Your resume is your ambassador in the competitive world of applicant pools. When you apply for a job, your resume has to stand out. It's not enough to just list your skills on a page. Your resume must be legible, punchy and obviously suited for the position. If you're not getting any interviews, the problem may be your resume, not your skill set. Here are a few steps that you can take to make sure that your resume makes it to the top of the pile to let your skills shine.
Cut to the Chase
Your prospective employer is busy. Your resume may be the hundredth they've read that day. If your accomplishments don't stand out, they may be in no mood to play detective. And your resume might end up in buried in the trash along with your best qualities. The best way to avoid this is to make sure that your resume gets to the point.
Use Bullet Points
Whenever possible, list your accomplishments in easy-to-read bullet points. Don't be afraid to use sentence fragments as long as they list complete thoughts. Make those bullet points get to the point by listing them in order of importance and relevance to the job you are applying to. Organize individual bullet points from general skills to specific details. This way, they get the general idea first and they can read more if they need to.
Keep it Short - If You Can
If possible, keep your resume to one page. But don't cram the information on the page to do so. If you have extensive experience, more than one page may be necessary. A resume that looks like it's crammed with information may get put at the bottom of the resume pile.
Use Action Verbs
Begin each bullet point with an action verb whenever possible. Avoid vague, passive descriptive phrases like "duties/responsibilities included" or "responsible for". Switch them for strong concrete verbs like coordinated, facilitated, taught, created, managed and promoted. These verbs focus on your accomplishments and make you look pro-active. They are also easier to read.
If you have a lot of experience, your employer does not need to know every single accomplishment or task. Focus on the accomplishments that highlight the skills required for the position you are applying for. If the job advertisement asks for candidate for leadership, time management and computer skills, describe your accomplishments that highlight those. Make sure each requested skill is highlighted at least once in your resume. Don't include skills that do not pertain to the job. If you have filed lots of documents but the job does not include clerical skills, leave them off in favor of those accomplishments that the employer is looking for.
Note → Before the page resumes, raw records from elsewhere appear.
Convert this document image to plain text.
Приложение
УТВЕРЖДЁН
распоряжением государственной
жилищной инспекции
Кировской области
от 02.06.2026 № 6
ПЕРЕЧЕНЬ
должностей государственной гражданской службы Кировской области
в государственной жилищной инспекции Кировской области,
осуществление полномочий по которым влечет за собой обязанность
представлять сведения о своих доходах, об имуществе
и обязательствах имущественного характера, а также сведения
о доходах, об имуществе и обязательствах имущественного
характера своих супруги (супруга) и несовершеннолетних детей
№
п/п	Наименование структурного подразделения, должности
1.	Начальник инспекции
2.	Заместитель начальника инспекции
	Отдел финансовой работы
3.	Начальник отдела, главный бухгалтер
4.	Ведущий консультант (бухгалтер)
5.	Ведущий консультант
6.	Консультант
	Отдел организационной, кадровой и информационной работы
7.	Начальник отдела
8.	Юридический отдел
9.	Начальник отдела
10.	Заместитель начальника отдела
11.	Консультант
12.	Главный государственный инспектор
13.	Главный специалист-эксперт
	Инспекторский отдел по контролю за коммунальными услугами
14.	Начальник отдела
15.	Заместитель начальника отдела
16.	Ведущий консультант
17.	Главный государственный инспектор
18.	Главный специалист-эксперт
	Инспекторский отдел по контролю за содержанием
Spelling may seem unimportant, especially if it is not an integral part of the job. But typos, errors in spelling and grammar and other mistakes may land your resume in the trash. Don't just rely on your word processing program to highlight spelling mistakes for you. These programs will not catch errors like the right word in the wrong place, illegible sentence fragments, misplaced commas and other similar mistakes. Instead, print your resume out and read it out loud. Hearing the words will catch any mistakes or confusing phrases. Then have a friend read it for you.
Look at Other Resumes
Before you start making any changes, look at sample resumes at websites like ResumeWiki.com. Employers and hiring managers are people just like you. A great way to spot a powerful resume that inspires an interview is to read a few yourself. Great resumes stand out and you can spot strengths and weaknesses in other resumes that you may not be able to catch in your own.
Now that you have these powerful tools, sit down with a cup of tea and go over your resume with a fine toothed come. Keep your resume focused, accurate and tailored to the employer's needs. Once you've made the changes, start sending it out again and wait for the interviews to come rolling in.